Depending on the view taken, this can provide both a challenge, as well as an opportunity to the large players, and when done correctly, provide a double whammy of benefits.
With the gazetting of the finalised B BBEE Sector Code for the Marketing, Advertising and Communication (MAC) industry recently, large media and marketing firms are faced with both transforming internally, as well as the challenge of partnering with small black-owned firms in a symbiotic way that grows the small business economy.
Enterprise and supplier development provisions in the Code require that 3 – 4% of net profit after tax be allocated to small business development. Added to this, the envisaged changes to the Preferential Procurement Policy Framework Act (PPPFA) will require a small business component of 30% in large government contracts. Sharing the pie with small business will become a non-negotiable.
For many large agencies, this may seem like bad news, or at least, an unwelcome challenge.
According to Bashir Khan, chief executive of enterprise and supplier development advisory and implementation specialists, The Business Lab; large enterprises can find partnerships with newer, smaller players to be something of a ‘grudge purchase’. They may feel that scarce time must be allocated and significant expense incurred in skilling up the smaller partner to meet the rigorous demands of the project at hand; there may be fears that an inexperienced small partner could fail to meet the standards required and so harm the large business’s professional reputation; and the large player is typically reluctant to split revenues.
Khan says: “For some large enterprises it’s something of a challenge to find an SME partner with compatible skills, systems, processes and competencies. While large enterprises run like a well-oiled machine in which every player has a clearly defined role, this is seldom the case with small business, and therein lies the ideal opportunity for the large corporate to meet their obligations towards the MAC Codes.”

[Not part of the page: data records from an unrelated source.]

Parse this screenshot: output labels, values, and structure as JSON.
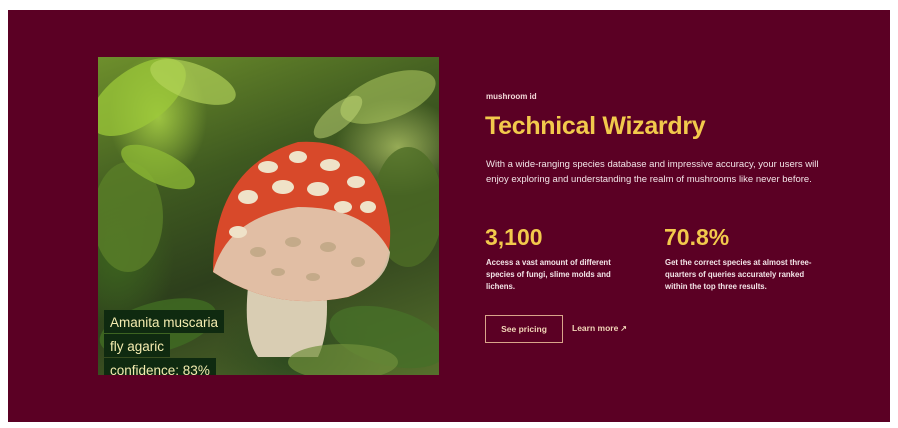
{
  "photo": {
    "tags": {
      "species": "Amanita muscaria",
      "common_name": "fly agaric",
      "confidence": "confidence: 83%"
    }
  },
  "section": {
    "eyebrow": "mushroom id",
    "headline": "Technical Wizardry",
    "description": "With a wide-ranging species database and impressive accuracy, your users will enjoy exploring and understanding the realm of mushrooms like never before."
  },
  "stats": [
    {
      "value": "3,100",
      "description": "Access a vast amount of different species of fungi, slime molds and lichens."
    },
    {
      "value": "70.8%",
      "description": "Get the correct species at almost three-quarters of queries accurately ranked within the top three results."
    }
  ],
  "actions": {
    "primary_label": "See pricing",
    "secondary_label": "Learn more",
    "secondary_icon": "arrow-up-right-icon"
  },
  "colors": {
    "background": "#5b0024",
    "accent": "#f2c94c",
    "tag_background": "#0f2a10"
  }
}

As a small black-owned marketing, advertising and communications agency, Media Revolution believes there is another side to this coin. Small business can bring valuable new dimensions, insights and agility to the large business-small business partnership. Small businesses with sound track record of hands-on client engagement need not be novices in the game, and can often add versatility and flexibility to the team dynamic.
Instead of being a ‘grudge move’, partnering with a smaller player can bring the entrepreneurial ‘lean and hungry’ dimension back into marketing operations run at scale. Media Revolution believes the new Codes present an excellent opportunity to inject new energy back into the MAC picture; and that the large companies who move fast to cherry pick the most innovative and agile small business partners stand to benefit enormously.
Our view is echoed by Khan, who notes: “The MAC Codes impress on the industry specific milestone for transformation, and given the lack of transformation of the MAC industry, there is no better time for large industry players to adopt the Codes and provide opportunities for small businesses to participate in the mainstream economy."